Today I read an article on LinkedIn
‘Identification’ is to give an answer to the question of ‘Who is he/she?’, while ‘Authentication’ is to answer ‘Is he/she the person who he/she claims to be?’
This distinction for me is clear. Yet, based on this article, and personal observation, people do not appreciate the unique difference between these two words.
For those who remember the film War Games, the two young adults were able to access the game simply by learning tidbits about the author of the program. “Joshua” is the critical fact our young hackers unveiled. This single word was both the identifier and the password. A simplistic form of Identification which some may confuse with Authentication.
Our driver’s license number, credit card numbers, passport number, social security number, employee number, email address or other aliases; are identifiers. These values are and should have remained, simple means of linking someone to the person who initially registered on a web site.
We then link these identifiers to a means of Authentication, an Authenticator.
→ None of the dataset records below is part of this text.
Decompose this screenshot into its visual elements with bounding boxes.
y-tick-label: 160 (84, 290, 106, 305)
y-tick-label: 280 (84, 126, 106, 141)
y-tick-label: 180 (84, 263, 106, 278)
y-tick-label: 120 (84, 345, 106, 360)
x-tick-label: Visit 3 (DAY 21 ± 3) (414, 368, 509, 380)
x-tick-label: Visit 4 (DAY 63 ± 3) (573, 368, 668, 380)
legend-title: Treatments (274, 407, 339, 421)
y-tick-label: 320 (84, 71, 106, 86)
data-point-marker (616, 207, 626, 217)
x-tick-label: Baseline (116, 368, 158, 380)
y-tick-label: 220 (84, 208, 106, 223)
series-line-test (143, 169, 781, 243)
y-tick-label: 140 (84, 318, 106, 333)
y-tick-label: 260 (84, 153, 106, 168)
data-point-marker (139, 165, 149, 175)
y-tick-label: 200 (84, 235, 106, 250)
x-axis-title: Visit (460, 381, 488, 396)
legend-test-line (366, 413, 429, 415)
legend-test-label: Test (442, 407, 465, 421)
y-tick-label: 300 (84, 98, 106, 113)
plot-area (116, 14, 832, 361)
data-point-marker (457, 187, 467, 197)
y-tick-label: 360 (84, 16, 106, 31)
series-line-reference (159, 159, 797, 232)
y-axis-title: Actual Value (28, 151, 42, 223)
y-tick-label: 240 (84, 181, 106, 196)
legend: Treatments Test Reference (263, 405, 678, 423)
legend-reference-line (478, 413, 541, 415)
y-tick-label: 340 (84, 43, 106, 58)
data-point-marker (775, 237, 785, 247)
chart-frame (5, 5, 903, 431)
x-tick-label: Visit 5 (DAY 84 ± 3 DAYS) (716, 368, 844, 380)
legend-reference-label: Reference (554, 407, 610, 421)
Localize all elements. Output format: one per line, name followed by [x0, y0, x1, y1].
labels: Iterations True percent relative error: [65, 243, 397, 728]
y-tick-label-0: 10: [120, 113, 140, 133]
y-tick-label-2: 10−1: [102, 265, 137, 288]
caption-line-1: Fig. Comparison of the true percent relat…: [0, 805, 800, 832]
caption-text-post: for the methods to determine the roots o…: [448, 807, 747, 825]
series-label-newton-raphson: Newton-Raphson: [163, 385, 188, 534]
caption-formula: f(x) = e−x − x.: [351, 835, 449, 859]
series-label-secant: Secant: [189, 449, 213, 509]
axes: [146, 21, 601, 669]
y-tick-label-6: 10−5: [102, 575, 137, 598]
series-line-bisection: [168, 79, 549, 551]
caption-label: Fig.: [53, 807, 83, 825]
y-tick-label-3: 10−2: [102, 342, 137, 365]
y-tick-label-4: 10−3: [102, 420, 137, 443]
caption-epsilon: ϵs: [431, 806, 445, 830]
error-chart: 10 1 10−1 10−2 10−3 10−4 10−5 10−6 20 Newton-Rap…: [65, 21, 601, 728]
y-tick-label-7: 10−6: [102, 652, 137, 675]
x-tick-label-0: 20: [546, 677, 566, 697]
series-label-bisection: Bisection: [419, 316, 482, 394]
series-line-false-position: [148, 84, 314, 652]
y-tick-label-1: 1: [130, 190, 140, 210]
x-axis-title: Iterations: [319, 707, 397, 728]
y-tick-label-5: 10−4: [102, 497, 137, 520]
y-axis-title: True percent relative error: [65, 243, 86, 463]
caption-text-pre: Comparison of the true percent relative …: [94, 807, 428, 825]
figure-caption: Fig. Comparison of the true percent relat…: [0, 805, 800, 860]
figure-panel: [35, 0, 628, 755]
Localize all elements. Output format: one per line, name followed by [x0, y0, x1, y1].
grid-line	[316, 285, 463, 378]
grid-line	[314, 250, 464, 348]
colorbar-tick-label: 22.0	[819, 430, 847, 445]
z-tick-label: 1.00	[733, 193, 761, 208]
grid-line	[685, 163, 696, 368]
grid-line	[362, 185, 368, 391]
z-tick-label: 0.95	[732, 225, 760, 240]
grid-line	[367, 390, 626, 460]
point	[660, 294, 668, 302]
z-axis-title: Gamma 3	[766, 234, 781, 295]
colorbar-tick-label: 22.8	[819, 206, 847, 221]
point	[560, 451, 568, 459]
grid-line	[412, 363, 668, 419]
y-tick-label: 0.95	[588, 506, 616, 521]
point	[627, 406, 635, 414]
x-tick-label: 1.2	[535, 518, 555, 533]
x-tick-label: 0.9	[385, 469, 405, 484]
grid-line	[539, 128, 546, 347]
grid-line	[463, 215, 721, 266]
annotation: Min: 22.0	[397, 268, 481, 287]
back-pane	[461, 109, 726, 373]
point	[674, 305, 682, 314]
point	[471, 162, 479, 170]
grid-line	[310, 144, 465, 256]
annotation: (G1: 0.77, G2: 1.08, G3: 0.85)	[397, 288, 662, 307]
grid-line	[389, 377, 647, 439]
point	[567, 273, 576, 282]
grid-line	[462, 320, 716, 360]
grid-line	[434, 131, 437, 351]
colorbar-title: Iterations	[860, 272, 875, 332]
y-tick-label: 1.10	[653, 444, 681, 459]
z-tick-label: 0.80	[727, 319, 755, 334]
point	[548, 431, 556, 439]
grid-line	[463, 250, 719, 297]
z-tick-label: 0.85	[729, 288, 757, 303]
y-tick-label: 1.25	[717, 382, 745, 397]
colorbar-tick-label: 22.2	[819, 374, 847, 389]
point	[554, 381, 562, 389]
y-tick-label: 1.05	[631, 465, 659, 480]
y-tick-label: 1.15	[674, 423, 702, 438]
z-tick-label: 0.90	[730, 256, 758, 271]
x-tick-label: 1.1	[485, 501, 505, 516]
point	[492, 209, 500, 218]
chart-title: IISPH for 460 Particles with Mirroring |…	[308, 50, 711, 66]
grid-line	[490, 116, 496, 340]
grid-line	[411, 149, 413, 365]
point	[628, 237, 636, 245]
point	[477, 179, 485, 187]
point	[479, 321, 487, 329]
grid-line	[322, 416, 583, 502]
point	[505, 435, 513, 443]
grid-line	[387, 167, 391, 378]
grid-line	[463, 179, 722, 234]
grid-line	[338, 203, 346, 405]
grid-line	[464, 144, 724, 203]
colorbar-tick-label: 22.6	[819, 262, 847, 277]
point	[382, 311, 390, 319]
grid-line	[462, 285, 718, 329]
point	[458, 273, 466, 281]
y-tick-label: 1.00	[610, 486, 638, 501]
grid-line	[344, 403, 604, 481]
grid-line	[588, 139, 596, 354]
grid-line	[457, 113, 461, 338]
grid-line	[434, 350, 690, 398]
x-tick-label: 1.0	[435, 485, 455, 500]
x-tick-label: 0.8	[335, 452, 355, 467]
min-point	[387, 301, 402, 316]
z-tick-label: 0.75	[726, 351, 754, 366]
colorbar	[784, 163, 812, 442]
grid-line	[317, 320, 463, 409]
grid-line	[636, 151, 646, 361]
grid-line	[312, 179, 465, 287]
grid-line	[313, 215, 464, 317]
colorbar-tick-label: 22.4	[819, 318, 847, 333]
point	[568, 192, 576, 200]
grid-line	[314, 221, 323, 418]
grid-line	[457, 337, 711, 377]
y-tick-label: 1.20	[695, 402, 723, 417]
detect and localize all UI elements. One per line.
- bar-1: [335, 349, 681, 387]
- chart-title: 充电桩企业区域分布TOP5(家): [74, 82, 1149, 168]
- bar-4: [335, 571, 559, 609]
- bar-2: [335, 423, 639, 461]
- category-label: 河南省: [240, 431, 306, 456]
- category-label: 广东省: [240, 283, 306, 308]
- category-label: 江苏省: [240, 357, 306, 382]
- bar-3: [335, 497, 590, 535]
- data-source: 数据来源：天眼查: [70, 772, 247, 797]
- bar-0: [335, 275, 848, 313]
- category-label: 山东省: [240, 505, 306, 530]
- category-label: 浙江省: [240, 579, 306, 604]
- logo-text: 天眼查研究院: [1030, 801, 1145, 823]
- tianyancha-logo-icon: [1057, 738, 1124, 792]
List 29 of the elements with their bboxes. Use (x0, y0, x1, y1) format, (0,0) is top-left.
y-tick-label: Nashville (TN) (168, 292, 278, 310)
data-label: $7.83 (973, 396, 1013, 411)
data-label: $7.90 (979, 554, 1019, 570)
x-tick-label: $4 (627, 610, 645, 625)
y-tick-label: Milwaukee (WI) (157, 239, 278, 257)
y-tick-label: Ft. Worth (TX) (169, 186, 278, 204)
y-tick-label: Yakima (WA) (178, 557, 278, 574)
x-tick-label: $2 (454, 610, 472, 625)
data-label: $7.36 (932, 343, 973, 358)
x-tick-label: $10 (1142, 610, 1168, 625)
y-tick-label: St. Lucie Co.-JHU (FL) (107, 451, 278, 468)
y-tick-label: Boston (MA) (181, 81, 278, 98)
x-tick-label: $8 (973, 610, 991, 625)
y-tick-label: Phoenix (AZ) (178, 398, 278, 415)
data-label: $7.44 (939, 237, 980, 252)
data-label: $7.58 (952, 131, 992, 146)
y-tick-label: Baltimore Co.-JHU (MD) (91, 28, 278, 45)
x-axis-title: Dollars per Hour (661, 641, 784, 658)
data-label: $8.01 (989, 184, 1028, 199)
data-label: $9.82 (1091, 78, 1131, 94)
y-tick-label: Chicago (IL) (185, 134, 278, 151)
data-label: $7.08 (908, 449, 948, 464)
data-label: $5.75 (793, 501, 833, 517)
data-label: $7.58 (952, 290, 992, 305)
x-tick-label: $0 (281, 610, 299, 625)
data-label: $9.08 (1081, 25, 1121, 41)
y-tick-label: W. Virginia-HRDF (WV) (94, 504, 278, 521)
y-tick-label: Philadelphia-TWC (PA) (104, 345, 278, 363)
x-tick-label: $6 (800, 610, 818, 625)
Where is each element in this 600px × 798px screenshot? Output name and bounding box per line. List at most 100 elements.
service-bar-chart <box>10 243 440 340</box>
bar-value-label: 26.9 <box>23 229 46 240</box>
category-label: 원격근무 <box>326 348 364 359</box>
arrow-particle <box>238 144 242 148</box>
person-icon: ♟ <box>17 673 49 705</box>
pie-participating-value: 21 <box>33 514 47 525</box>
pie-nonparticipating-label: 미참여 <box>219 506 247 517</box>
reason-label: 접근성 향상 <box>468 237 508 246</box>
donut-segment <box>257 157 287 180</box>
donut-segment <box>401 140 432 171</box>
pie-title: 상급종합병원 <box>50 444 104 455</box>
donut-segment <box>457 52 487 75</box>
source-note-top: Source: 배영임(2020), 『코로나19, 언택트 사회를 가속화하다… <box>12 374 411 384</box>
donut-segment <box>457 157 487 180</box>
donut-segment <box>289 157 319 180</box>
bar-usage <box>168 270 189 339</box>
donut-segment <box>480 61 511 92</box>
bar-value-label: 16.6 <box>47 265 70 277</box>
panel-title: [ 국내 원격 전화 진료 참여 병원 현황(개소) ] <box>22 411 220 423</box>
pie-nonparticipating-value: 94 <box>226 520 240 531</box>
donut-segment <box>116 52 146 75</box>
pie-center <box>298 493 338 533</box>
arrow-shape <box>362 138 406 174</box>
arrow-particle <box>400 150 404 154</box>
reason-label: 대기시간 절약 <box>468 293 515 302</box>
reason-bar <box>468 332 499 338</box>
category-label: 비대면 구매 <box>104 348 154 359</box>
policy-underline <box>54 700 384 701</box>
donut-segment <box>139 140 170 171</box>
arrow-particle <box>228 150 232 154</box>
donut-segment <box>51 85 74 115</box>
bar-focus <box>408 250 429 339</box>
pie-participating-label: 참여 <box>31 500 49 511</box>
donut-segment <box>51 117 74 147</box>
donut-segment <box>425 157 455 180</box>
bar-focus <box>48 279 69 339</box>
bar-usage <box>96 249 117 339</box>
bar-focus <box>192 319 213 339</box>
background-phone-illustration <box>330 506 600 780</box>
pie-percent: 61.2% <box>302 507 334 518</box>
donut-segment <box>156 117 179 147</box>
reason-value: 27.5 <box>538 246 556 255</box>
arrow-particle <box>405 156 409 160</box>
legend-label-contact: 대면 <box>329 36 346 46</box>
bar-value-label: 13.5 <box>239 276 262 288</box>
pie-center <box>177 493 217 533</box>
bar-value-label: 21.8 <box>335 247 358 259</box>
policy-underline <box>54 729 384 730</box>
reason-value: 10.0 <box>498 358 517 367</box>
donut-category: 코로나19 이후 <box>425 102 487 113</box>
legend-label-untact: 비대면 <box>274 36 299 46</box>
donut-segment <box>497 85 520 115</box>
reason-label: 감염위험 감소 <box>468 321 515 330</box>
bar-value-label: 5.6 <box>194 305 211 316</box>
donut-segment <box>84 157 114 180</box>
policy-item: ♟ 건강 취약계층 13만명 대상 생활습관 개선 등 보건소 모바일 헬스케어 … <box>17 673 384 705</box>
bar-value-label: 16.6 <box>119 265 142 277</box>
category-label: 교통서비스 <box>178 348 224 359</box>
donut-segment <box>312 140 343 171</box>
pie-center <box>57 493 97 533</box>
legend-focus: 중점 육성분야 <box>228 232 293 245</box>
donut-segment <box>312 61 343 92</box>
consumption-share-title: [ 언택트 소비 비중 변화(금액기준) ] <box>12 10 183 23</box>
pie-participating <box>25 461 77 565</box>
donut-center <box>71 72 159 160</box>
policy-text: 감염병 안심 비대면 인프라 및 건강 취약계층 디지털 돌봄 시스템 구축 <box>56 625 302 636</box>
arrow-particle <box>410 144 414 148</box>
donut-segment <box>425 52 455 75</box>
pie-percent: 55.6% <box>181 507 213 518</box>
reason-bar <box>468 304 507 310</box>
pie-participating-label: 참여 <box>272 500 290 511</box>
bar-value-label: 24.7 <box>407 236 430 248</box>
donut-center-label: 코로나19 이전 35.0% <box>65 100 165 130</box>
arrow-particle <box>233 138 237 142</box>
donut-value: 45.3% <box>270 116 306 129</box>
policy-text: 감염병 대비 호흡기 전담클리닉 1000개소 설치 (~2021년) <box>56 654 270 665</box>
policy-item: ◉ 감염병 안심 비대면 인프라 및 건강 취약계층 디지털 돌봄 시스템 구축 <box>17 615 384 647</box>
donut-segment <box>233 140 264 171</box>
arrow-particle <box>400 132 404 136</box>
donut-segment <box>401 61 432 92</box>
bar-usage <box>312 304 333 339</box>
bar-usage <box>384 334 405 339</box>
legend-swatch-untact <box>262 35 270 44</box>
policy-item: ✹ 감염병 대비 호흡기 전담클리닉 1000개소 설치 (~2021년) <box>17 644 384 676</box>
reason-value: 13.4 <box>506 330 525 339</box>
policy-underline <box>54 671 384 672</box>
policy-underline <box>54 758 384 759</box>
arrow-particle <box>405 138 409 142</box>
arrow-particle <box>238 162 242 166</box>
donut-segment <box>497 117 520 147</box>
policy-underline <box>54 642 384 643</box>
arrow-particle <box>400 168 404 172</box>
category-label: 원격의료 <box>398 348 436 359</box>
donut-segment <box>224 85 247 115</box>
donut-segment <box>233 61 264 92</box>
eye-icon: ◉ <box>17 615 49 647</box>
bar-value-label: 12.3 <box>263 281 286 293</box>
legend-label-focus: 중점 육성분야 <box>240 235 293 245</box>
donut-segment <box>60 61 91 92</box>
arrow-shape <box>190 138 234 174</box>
We then use the authenticator combined with the identifier to assure Identification. The recent NIST 800-63 standard defines the strength of an Authenticator. The simple reality the authenticator can be a combination of things you know, things you have, and things you are. Combining these factors create different strengths of Authentication.
Back in the day, a password, if properly constructed, was a very strong means of authentication. Unfortunately remembering numerous and unique passwords is unmanageable.
One of the issues we face is how so many entities, companies, and other enterprises have taken the identifier and allowed it to also become a means of Identification, a secret.
As soon as a simple number or string of letters designed as public information, to be shared with others; became a means of Identification we created an untenable situation.